The realty industry is amongst one of the strongest in the country, an industry which didn’t go down like other industries did even during the recession. Even demonetization wasn’t able to grind the industry to a halt, unlike many of the unorganized sectors.
The real estate industry is a pivotal sector in the Indian economy, generating employment for millions of Indians, and ranks second after the agricultural industry for job creation. The real importance of the realty industry can be understood when you see its 5-6% GDP contribution towards the country’s economy, aside from creating demand from more than 250 ancillary industries.
However, real estate has always been bogged down with multiplicity of taxes on materials as well as legal transactions including the service taxes, VAT, as well as stamp duty, etc. So with the implementation of the GST, the supply chain mechanism is getting completely revamped with invoices being stored in clouds.
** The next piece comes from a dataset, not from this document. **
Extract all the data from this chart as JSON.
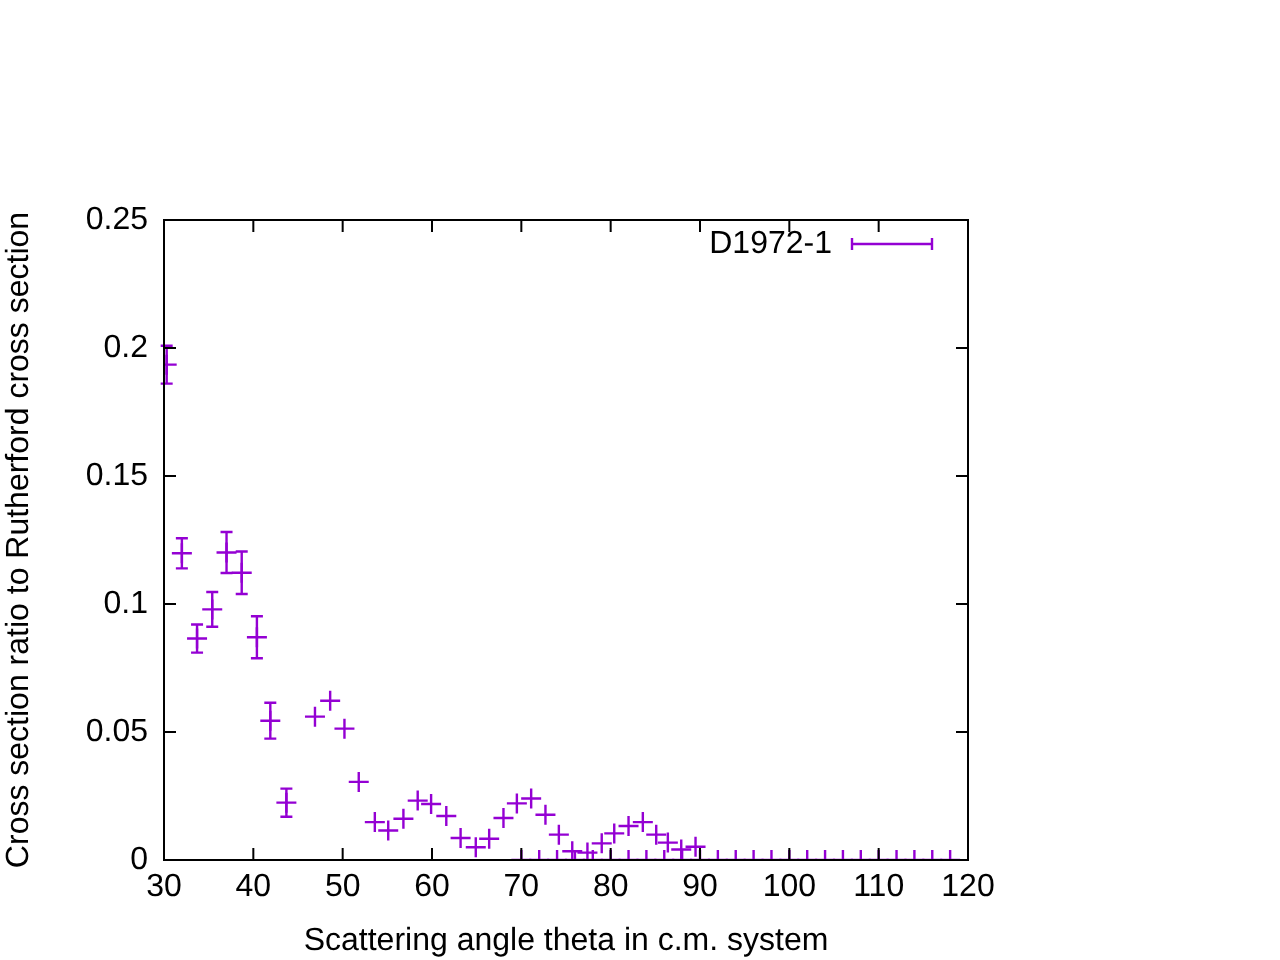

The multitude of taxes has also been streamlined with only four taxes being applicable currently – 5%, 12%, 18% and 28%. Though the Goods and Services Tax is touted to go easy on the pocket, it seems unlikely as the middle and luxury segments are the ones targeted by the GST- and that’s where the sales are.
The aim of GST is to bring transparency in all transactions in the real estate industry which till now has been inundated with numerous anomalies and discrepancies. The introduction of the single tax system is expected to remove the multiple taxes that inflate the cost of goods; the windfall of these benefits is supposed to be passed onto the consumers, but that remains to be seen as real estate pricing is driven by market forces. As it is, the realty industry enjoys tax breaks in the SEZ zones, with the same rule expected to be carried forward under GST too.
For about a year till things fall in place, sale of land and buildings are out of the ambit of GST. However, construction under the GST will see some benefit due to the rates declared for essentials like bricks, cement and iron. Tax under GST for cement is 28% while earlier it was 23-24%, however other taxes charged over the earlier rate would be absorbed under the GST. Likewise, current tax rates for iron rods are 18% while earlier it was about 19.5%. Similarly, bricks used in construction under GST rates, stand at 28% while earlier it was 25-26%. But the logistics and transportation charges of these commodities are expected to come down and get subsumed under the GST laws, leading to a no-loss situation.
In conclusion, impact of GST on realty sector is expected to be neutral, even when GST rates are higher than earlier rates. However, some benefits are expected due to greater transparency and accountability.